Des mathématiciens, il y en a eu de toutes sortes : les « je-suis-un-génie-incontestable » comme Gauss et Euler(1) ; les « je-suis-un-excentrique-mais-je-le-vis-bien », tels Archimède(2) et Perelman ; les « je-deviens-fou-à-la-fin-de-ma-vie », à l'instar de Gödel(3)
Le mathématicien du jour fait bonne figure dans la catégorie « je-meurs-jeune-en-laissant-une-œuvre-considérable-ou-révolutionnaire » derrière Galois et Niels Abel, et atomise Fermat dans la catégorie « les-démonstrations-c'est-pour-les-faibles »(4). Mesdames et messieurs, veuillez accueillir le grand Ramanujan.

Ramanujan

Srinivâsa Râmânujan est né en 1887, en Inde. Son don pour les mathématiques se révèle très précocement : à 11 ans, il est plus fort que certains étudiants, a redécouvert le cosinus et commence certaines études approfondies… Pour autant, ses résultats dans les autres matières ne suivront pas et il échouera à l'université.
Il faut savoir que Ramanujan tire tout son savoir mathématique de deux ouvrages uniquement : l'un d'eux, lu à 16 ans, contient quelque 5 000 théorèmes et relations… non démontrés. Cela influencera très fortement Ramanujan, qui de sa vie ne démontrera que quelques-uns de ses résultats.

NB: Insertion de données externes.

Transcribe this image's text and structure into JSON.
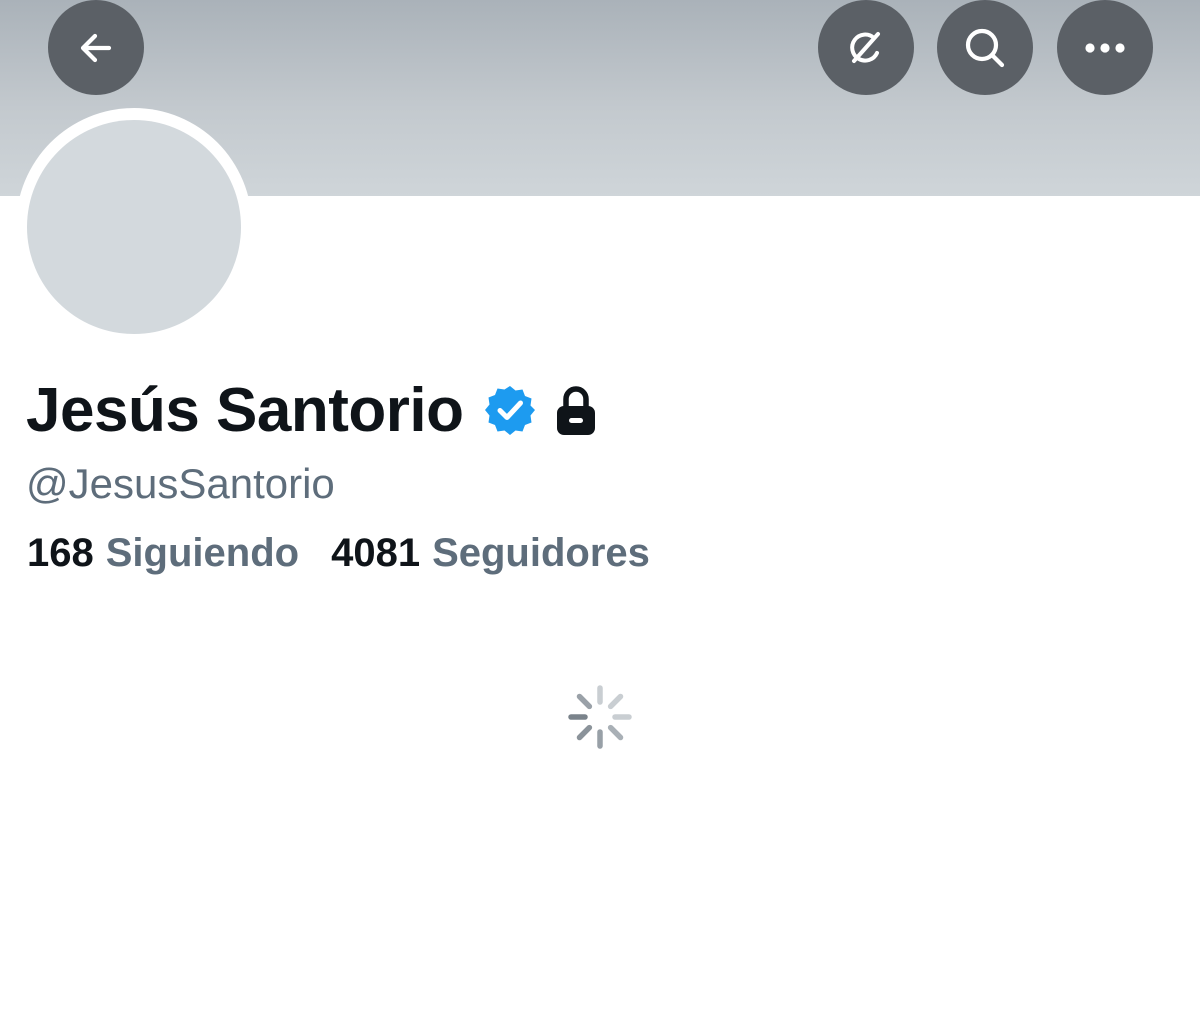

Vivant dans la pauvreté et soucieux de se faire reconnaître, il envoie en 1913 plusieurs de ses théorèmes (sans démonstration ni commentaire, fidèle à son habitude) à G.H.Hardy, mathématicien britannique, qui lui répondit :

Votre lettre m'a extrêmement intéressé [… ]. Vos résultats, selon moi, se séparent en trois catégories :

  • il y a un certain nombre de résultats qui sont déjà connus, ou aisément déductibles, d'autres théorèmes ;
  • il y a des résultats, qui, pour autant que je sache, sont nouveaux et intéressants, mais intéressants plus pour leur étrangeté et leur difficulté apparente que pour leur importance ;
  • il y a des résultats qui ont l'air d'être nouveaux et intéressants…

De l'aveu même de Hardy, c'est la seconde catégorie qui l'a empêché de croire à une supercherie : les résultats étaient si bizarres, disait-il, qu'ils ne pouvaient pas avoir été délibérément inventés. Mais jugez plutôt par vous-même : alors que les formules classiques permettant de calculer \(\pi\) ressemblent à \(\pi = 4 \sum_{n=0}^{+ \infty} \frac{(-1)^n}{2n+1}\), Ramanujan, lui, préfère écrire \(\pi = \cfrac{9801}{\sqrt{8} \sum_{n=0}^{+\infty} \cfrac{(4n)!\:(1103 + 26390n)}{(n!)^4\: 396^{4n}}}\), ce qui est franchement moins esthétique(5). Comprenant à quel point Ramanujan est exceptionnel, Hardy le fait venir en Angleterre en 1914. Ils travailleront de concert avec succès ; las, Ramanujan tombe sévèrement malade en 1918, et regagna l'Inde en 1919, toujours convalescent. Il s'éteindra l'année suivante, à 32 ans.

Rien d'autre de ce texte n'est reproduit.